Butte (CA) Weekly October 20, 1866
The whiskey-dairy industry was still going strong on lies 8 years after the controversy started

    The Board of Health was chaired by Alderman Michael Tuomey, a ruthless, amoral political hack representing the city’s 14th Ward.  I do not have the room to fully describe how bad Michael Tuomey was, but if you care to read the entire list of particulars, go here https://timesmachine.nytimes.com/timesmachine/1878/10/29/80733332.pdf to read the New York Times’ ringing indictment against “Swill Milk” Tuomey’s re election in 1878.

    All members of the Board of Health went to investigate Johnson’s operation.  It was somewhat cleaned up the day the board showed up, Johnson having been forewarned by Tuomey.  The Board’s entrance was delayed when several members became overwhelmed by the stench and nearly vomited or passed out.  Inside it was worse.

    Tuomey and his minions on the board produced a majority report saying Johnson’s operation could probably benefit from slightly increasing the cows’ stall size and increasing the ventilation. (What! So, more stench could travel further?!) Otherwise, the Board of Health saw no reason for alarm. 
    Complaints such as water in the milk were answered with, "Of course, there's water in milk!  Who determines how much water?  It's the cow not us!" and, "Yes, we put chemicals in milk to preserve it longer, to keep it from going sour and poisoning you." Another answer was, "We can sell our milk cheaper because we're local and farmers from somewhere upstate have to pay the Erie RR to transport their product here" and “Frank Leslie’s Illustrated Weekly is just seeking to stir up alarm to increase circulation.”

    Suspiciously, few infant deaths were reported as being from tainted milk—the cause of death was generally set down by the Coroner’s Office (for which Tuomey ran in 1878) as diarrhea or dehydration brought on by summer heat.
    Three fourths of the milk sold in the city was to fancy restaurants, private chefs, etc. for baking and making various confections.
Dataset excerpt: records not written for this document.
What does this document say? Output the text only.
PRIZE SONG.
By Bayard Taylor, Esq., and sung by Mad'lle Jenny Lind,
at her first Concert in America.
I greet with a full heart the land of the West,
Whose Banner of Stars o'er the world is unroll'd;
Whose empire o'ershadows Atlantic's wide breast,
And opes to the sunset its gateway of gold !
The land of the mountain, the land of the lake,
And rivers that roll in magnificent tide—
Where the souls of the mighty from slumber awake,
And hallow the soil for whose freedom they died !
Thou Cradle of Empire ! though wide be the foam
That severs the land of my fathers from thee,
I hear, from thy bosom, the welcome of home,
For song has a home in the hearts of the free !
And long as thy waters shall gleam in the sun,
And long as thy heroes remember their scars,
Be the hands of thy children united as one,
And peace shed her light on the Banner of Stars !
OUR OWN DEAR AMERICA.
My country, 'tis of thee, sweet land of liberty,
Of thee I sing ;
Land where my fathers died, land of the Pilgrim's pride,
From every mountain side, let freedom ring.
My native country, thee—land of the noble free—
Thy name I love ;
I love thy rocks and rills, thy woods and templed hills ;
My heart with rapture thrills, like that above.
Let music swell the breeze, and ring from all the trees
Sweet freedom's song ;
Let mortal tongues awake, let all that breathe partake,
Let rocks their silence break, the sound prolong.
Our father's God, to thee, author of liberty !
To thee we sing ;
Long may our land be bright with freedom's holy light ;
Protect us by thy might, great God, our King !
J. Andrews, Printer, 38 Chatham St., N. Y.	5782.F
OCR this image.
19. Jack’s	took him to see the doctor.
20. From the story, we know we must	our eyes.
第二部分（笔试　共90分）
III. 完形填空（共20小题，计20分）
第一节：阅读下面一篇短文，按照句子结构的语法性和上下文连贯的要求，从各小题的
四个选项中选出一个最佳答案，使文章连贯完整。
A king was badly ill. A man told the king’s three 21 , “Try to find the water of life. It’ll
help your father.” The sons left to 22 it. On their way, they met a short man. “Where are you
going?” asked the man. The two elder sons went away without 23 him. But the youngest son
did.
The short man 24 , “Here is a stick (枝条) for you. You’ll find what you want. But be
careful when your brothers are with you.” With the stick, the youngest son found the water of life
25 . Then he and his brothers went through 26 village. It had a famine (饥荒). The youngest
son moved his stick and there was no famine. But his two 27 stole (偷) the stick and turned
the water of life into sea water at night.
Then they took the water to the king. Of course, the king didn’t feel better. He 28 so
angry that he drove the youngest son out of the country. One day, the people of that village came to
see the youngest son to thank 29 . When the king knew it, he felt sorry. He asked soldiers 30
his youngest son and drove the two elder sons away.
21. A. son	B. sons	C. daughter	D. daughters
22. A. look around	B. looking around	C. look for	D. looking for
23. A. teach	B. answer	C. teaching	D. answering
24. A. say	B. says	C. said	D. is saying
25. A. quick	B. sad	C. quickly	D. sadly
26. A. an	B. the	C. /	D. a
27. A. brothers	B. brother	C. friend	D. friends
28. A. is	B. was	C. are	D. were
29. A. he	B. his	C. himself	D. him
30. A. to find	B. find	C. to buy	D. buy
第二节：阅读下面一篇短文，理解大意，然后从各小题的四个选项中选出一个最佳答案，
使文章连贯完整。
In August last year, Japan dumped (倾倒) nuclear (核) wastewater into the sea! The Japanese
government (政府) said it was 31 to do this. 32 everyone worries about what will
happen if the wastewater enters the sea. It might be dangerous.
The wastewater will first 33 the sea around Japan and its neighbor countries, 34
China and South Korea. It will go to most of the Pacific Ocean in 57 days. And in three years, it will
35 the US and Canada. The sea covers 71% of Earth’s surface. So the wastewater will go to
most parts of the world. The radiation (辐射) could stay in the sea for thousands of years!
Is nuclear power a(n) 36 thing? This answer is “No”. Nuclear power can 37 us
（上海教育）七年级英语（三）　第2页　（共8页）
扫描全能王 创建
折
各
Cooking the milk at least made it a bit less deadly.  
    One thing a cook could not do with swill milk was make butter or cheese from it—too much water had been added.  
    Even for the sanitary farmers outside of the city, making butter and cheese from whole milk became much less profitable with the advent of the railroad.  Processing so much milk to preserve it longer was no longer needed when the Erie RR started transporting their fresh milk into the city every day.  
    The railroad also forced the farmers to form a dairy farmers’ co op.  The association vetted agents who sold their milk on commission in the city, shared experience and expertise, and developed standard contracts.  One of the important things the farmers learned early was they had to cool fresh milk before it was sent anywhere to prevent it going sour quickly.  This had never been an issue before since most rural people bought or produced milk the same day it was produced.  The distillery city farms hated the association and did everything it could to discredit farmers’ milk.

Early laws and regulations to create safer milk were blunted by the primitive state of sanitation science and the unbridled corruption of the Gilded Age officials. Swill milk was produced and sold until 1894 when a wealthy New Yorker set up centers around the city which guaranteed safe whole milk daily.